First, sensitivity analyses were performed to assess robustness of the results. The price of ezetimibe was varied from the current prices of $0.203/d (US) and £0.074/d (UK) to the price of atorvastatin 40 mg of $0.103/d (US) and £0.034/d (UK). The price at which ezetimibe becomes cost-effective for the commonly used thresholds of $100,000 (US) and £20,000 (UK) per QALY was calculated. Second, to estimate the likely effect of dialysis costs on cost-effectiveness results, the analyses were repeated with RRT costs replaced with those for CKD stage 5 not on dialysis. Third, an analysis incorporating potential rare adverse effects of atorvastatin 40 mg alone or in combination with ezetimibe 10 mg daily was performed. Specifically, we assumed that during each year in patients taking atorvastatin 40 mg daily (with or without ezetimibe), 0.011% will experience myopathy at a cost of $33 (£19; derived as the cost of 3 creatine kinase tests) and 0.001 QoL decrement (i.e., 0.017 decrement over 30 days), and 0.0042% will experience rhabdomyolysis at a cost of $13,600 (£8000), of whom 10% will die, with the rest experiencing a 3% QoL decrement (i.e., 50% decrement over 7.5 days of hospitalization followed by 20% decrement over 30 days of recovering) in the year of the rhabdomyolysis,23, 39 and 0.2% will develop diabetes. Finally, the effect of nonadherence to treatment was explored in scenarios where, respectively, 40%, 60%, and 80% of the patients were taking the medication.

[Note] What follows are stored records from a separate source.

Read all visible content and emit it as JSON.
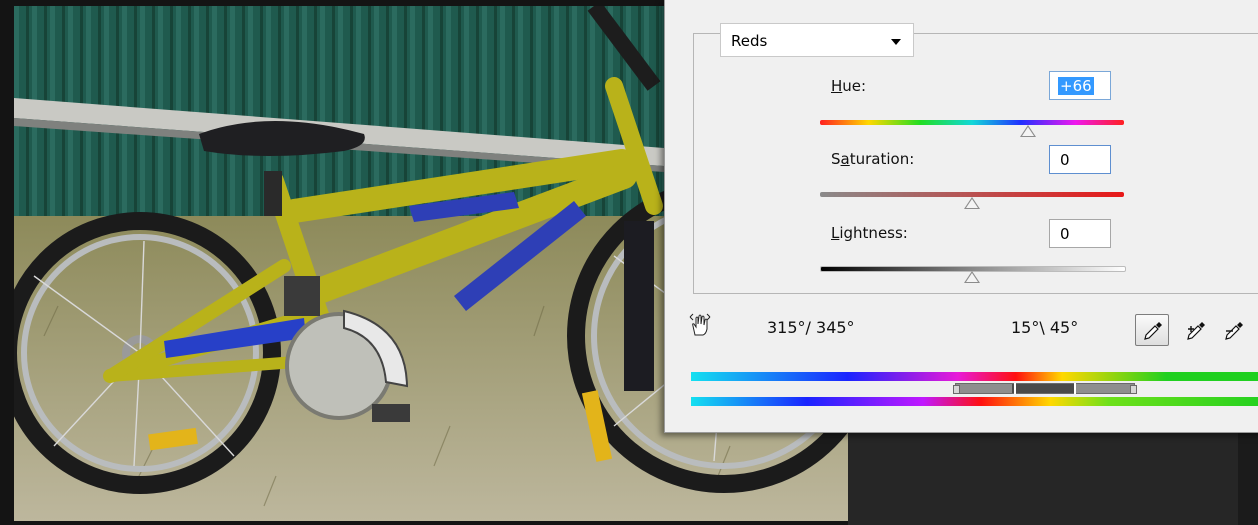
{
  "dialog": {
    "channel": {
      "selected": "Reds"
    },
    "hue": {
      "label_pre": "",
      "label_key": "H",
      "label_post": "ue:",
      "value": "+66",
      "level": 66,
      "range": [
        -180,
        180
      ]
    },
    "saturation": {
      "label_pre": "S",
      "label_key": "a",
      "label_post": "turation:",
      "value": "0",
      "level": 0,
      "range": [
        -100,
        100
      ]
    },
    "lightness": {
      "label_pre": "",
      "label_key": "L",
      "label_post": "ightness:",
      "value": "0",
      "level": 0,
      "range": [
        -100,
        100
      ]
    },
    "range_left": "315°/ 345°",
    "range_right": "15°\\ 45°",
    "tools": {
      "hand": "hand-adjust-icon",
      "eyedropper": "eyedropper-icon",
      "eyedropper_add": "eyedropper-plus-icon",
      "eyedropper_subtract": "eyedropper-minus-icon"
    }
  },
  "colors": {
    "dialog_bg": "#f0f0f0",
    "selection": "#3399ff",
    "canvas_bg": "#232323"
  }
}
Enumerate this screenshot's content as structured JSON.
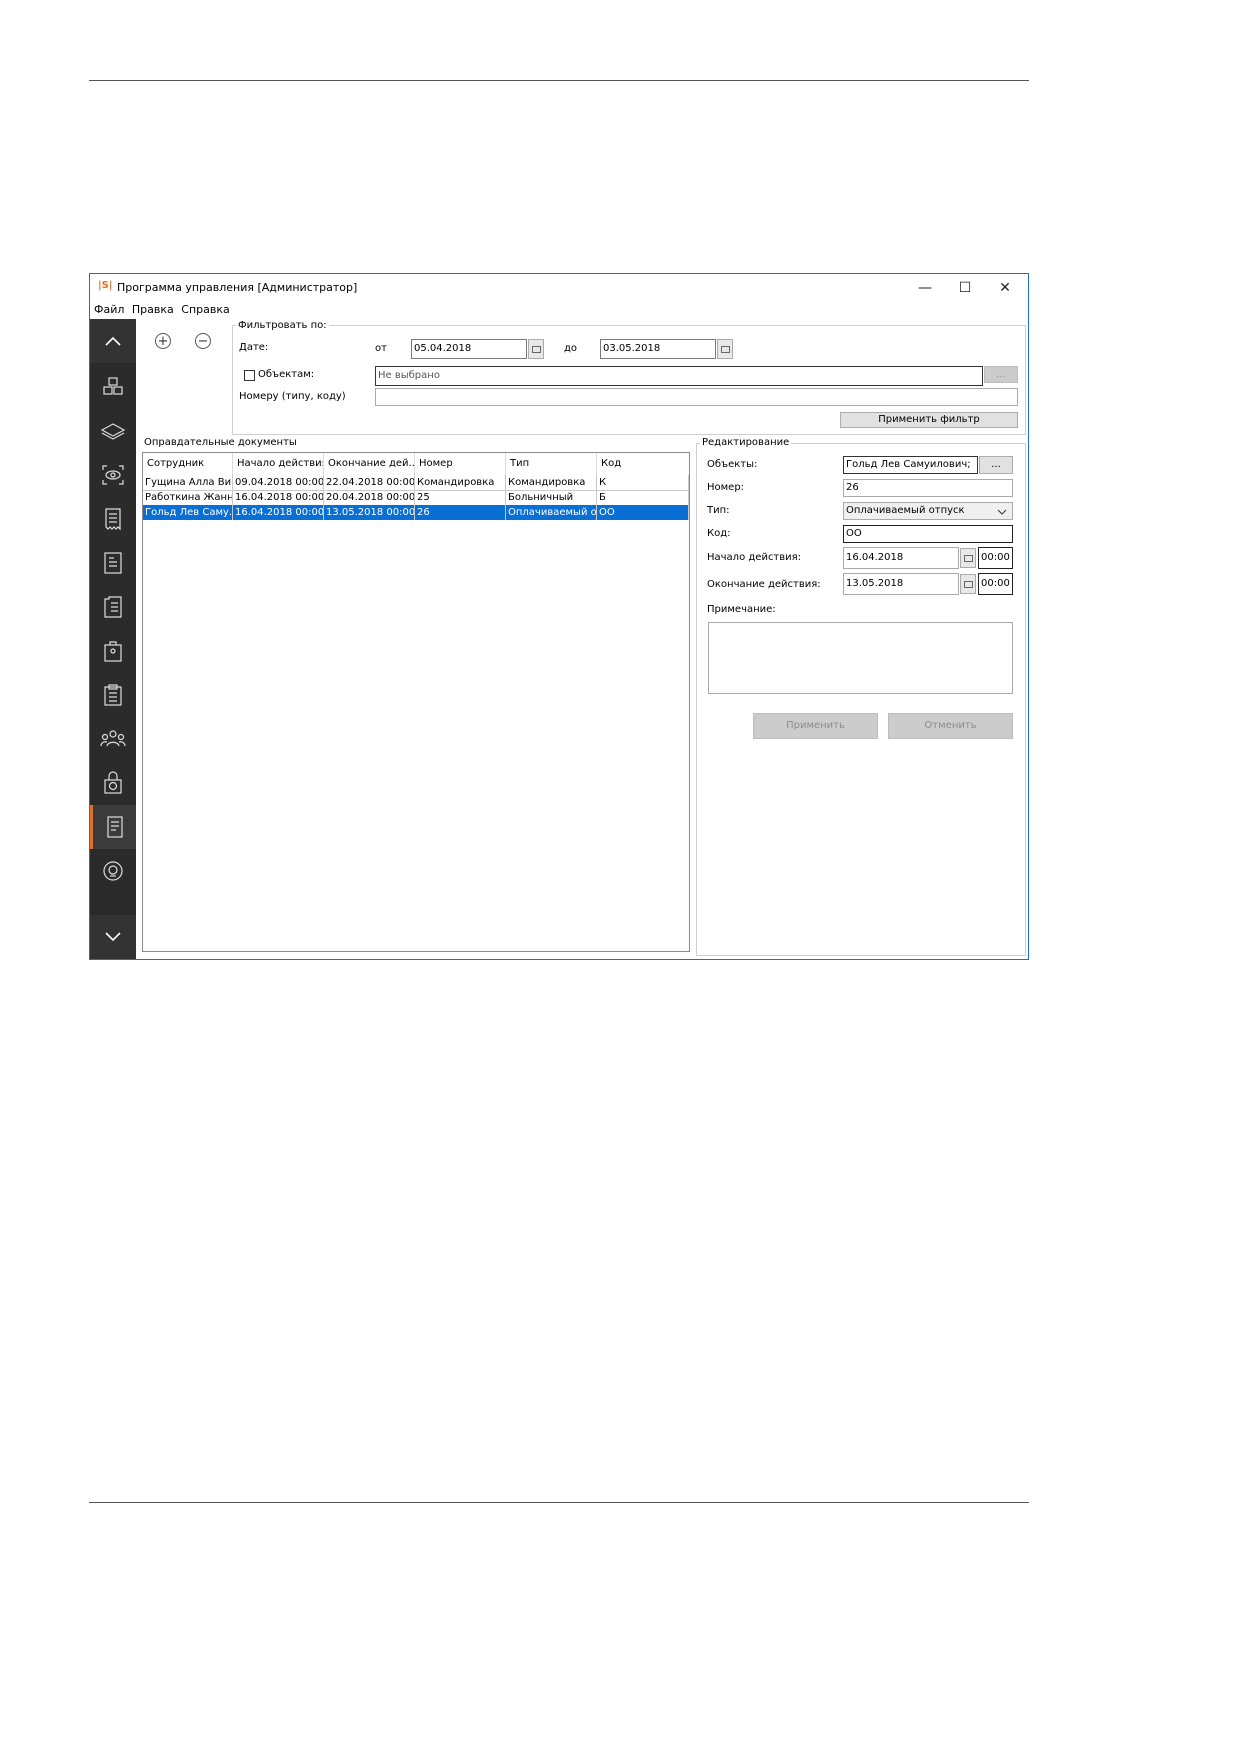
{
  "window": {
    "logo": "|S|",
    "title": "Программа управления [Администратор]",
    "minimize": "—",
    "maximize": "☐",
    "close": "✕"
  },
  "menu": [
    "Файл",
    "Правка",
    "Справка"
  ],
  "toolbar": {
    "add": "+",
    "remove": "−"
  },
  "filter": {
    "group_title": "Фильтровать по:",
    "date_label": "Дате:",
    "from_label": "от",
    "from_value": "05.04.2018",
    "to_label": "до",
    "to_value": "03.05.2018",
    "objects_label": "Объектам:",
    "objects_value": "Не выбрано",
    "objects_browse": "...",
    "number_label": "Номеру (типу, коду)",
    "number_value": "",
    "apply_button": "Применить фильтр"
  },
  "documents": {
    "group_title": "Оправдательные документы",
    "columns": [
      "Сотрудник",
      "Начало действия",
      "Окончание дей...",
      "Номер",
      "Тип",
      "Код"
    ],
    "rows": [
      [
        "Гущина Алла Ви...",
        "09.04.2018 00:00",
        "22.04.2018 00:00",
        "Командировка",
        "Командировка",
        "К"
      ],
      [
        "Работкина Жанн...",
        "16.04.2018 00:00",
        "20.04.2018 00:00",
        "25",
        "Больничный",
        "Б"
      ],
      [
        "Гольд Лев Саму...",
        "16.04.2018 00:00",
        "13.05.2018 00:00",
        "26",
        "Оплачиваемый о...",
        "ОО"
      ]
    ],
    "selected_row": 2
  },
  "edit": {
    "group_title": "Редактирование",
    "objects_label": "Объекты:",
    "objects_value": "Гольд Лев Самуилович;",
    "objects_browse": "...",
    "number_label": "Номер:",
    "number_value": "26",
    "type_label": "Тип:",
    "type_value": "Оплачиваемый отпуск",
    "code_label": "Код:",
    "code_value": "ОО",
    "start_label": "Начало действия:",
    "start_date": "16.04.2018",
    "start_time": "00:00",
    "end_label": "Окончание действия:",
    "end_date": "13.05.2018",
    "end_time": "00:00",
    "note_label": "Примечание:",
    "note_value": "",
    "apply_button": "Применить",
    "cancel_button": "Отменить"
  },
  "sidebar": {
    "items": [
      "chevron-up-icon",
      "cubes-icon",
      "layers-icon",
      "scan-eye-icon",
      "receipt-icon",
      "document-text-icon",
      "document-list-icon",
      "shopping-bag-icon",
      "clipboard-icon",
      "people-icon",
      "lock-check-icon",
      "justification-document-icon",
      "support-icon",
      "chevron-down-icon"
    ],
    "active_index": 11
  },
  "colors": {
    "accent": "#e0702a",
    "selection": "#0a6fd4",
    "sidebar": "#2b2b2b",
    "window_border": "#1a73c6"
  }
}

All analyses were performed with R 3.4.1; the graphs were produced with the ggplot2 plotting system.

Disclosure

The SHARP study, including the analyses presented here, was funded by Merck & Co., Inc., Kenilworth, NJ USA, with additional support from the British Heart Foundation (CH/1996001/9454), and the UK Medical Research Council (A310). SHARP was initiated, conducted, and interpreted independently of the principal study funder (Merck & Co.). WH is supported by a Medical Research Council and Kidney Research UK Professor David Kerr Clinician Scientist Award. BM and MJL are supported by the National Institute for Health Research (NIHR) Oxford Biomedical Research Centre (BRC). The study funders/sponsors did not have any role in study design; collection, analysis, and interpretation of data; writing the report; and the decision to submit the report for publication. The Clinical Trial Service Unit of the University of Oxford (Oxford, UK) has a staff policy of not accepting honoraria or other payments from the pharmaceutical industry, except for the reimbursement of costs to participate in scientific meetings. WH, JE, RH, RC, MJL, CB, and BM report other grants for unrelated work.